В тиху радiсть коло хати.

Щоб росли у вас сади,

Шоб були у вас свати.

Ще вам хочем побажати

Внукiв, правнукiв богато.

Щоб здорови ви були,

Годувати iх могли.

Як що дочка ваша вчиться,

Щоб була вона мудриця.

Щоби в Новий рiк вона

В академiю пиiшла.

Як що хлопец е сноровий

Щоб и вiн вам був здоровий.

Щоби був для вас опорой,

Не валявсi пид забором.

Як що в хатi не жара,

Не бануйти, не бiда.

В Новiм роцi дэсь туди -

Вугля ждэм з Караганди.

Всi ми щиро вас вiтаем,

Ще раз вас поздоровляем.

И приймiт вiд нас поклон,

Проводжайте нас з вином.

Мож погано щось сказали?

Може всэ не побажали?

Щоб здорови ви були!

Вибачайте, ми пiшли...

Жаль, что я не могу вынести на суд читателя и почерк нашего героя. В отличие от моих неисправимых каракулей, письмо Флорика, не похожее на чьё-либо, почти совершенно в своей каллиграфии. Зная с детства экспрессивный, неоднозначный, подчас не прогнозируемый характер Флорика, для меня необъяснимы почти идеальные буквы, с удивительной гармоничностью им завязанные на бумаге в слова.

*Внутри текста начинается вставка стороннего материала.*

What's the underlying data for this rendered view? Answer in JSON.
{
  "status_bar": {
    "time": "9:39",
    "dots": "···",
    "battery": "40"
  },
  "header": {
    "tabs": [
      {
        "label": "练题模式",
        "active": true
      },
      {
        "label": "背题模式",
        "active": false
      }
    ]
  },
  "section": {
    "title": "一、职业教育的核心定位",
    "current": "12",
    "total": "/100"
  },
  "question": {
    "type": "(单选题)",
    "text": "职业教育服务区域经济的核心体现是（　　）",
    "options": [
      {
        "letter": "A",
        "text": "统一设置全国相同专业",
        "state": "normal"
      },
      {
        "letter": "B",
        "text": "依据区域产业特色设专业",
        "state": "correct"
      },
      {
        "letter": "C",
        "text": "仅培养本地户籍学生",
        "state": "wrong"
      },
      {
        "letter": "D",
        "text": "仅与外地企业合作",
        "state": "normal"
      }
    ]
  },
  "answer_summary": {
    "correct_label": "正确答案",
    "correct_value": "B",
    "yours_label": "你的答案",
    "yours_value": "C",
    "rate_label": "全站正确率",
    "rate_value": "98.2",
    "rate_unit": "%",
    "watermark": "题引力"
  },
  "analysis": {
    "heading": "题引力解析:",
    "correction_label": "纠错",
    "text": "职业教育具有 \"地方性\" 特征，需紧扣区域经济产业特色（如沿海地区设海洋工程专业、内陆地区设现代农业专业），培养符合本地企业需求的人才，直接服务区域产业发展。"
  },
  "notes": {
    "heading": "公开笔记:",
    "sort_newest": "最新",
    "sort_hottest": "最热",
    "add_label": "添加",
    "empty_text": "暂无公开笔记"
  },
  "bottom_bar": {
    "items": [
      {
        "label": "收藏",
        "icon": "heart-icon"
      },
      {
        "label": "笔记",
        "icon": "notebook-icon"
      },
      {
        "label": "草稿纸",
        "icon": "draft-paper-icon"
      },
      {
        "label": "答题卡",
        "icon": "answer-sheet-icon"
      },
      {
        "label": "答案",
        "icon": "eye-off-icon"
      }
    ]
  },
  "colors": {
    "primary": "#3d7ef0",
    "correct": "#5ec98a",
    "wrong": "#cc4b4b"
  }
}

Я не помню в своём детстве Флорика дерущимся или бьющем кого-либо, выясняющим отношения с помощью кулаков либо тёмных интриг. Он не терпел унижения и никогда не унижал других, не обижал слабых и младше себя. Он мог догнать, дать два щелбана или как тогда говорили в селе, сделать две грушки за непослушание. И всё. Он вызывал у нас экстремальные эмоции, всегда заканчивающиеся доброй улыбкой и весёлым смехом. Он был не ангел, но никогда не был прилизанным негодяем, спрятавшим своё нутро за маской внешнего респектабельного приличия. У него, как и у всех, были свои слабости. Он был разным, но всегда оставался самим собой. Он был Флориком. Флорик как будто оправдывал своё имя (Флорик, Флориан, Флорьян, Флорин, Флорио, Флорито, Флорес, Флорий, Флорентин, Флора, Флорина, Флорета), что означает цветущий, цветущая, цветок.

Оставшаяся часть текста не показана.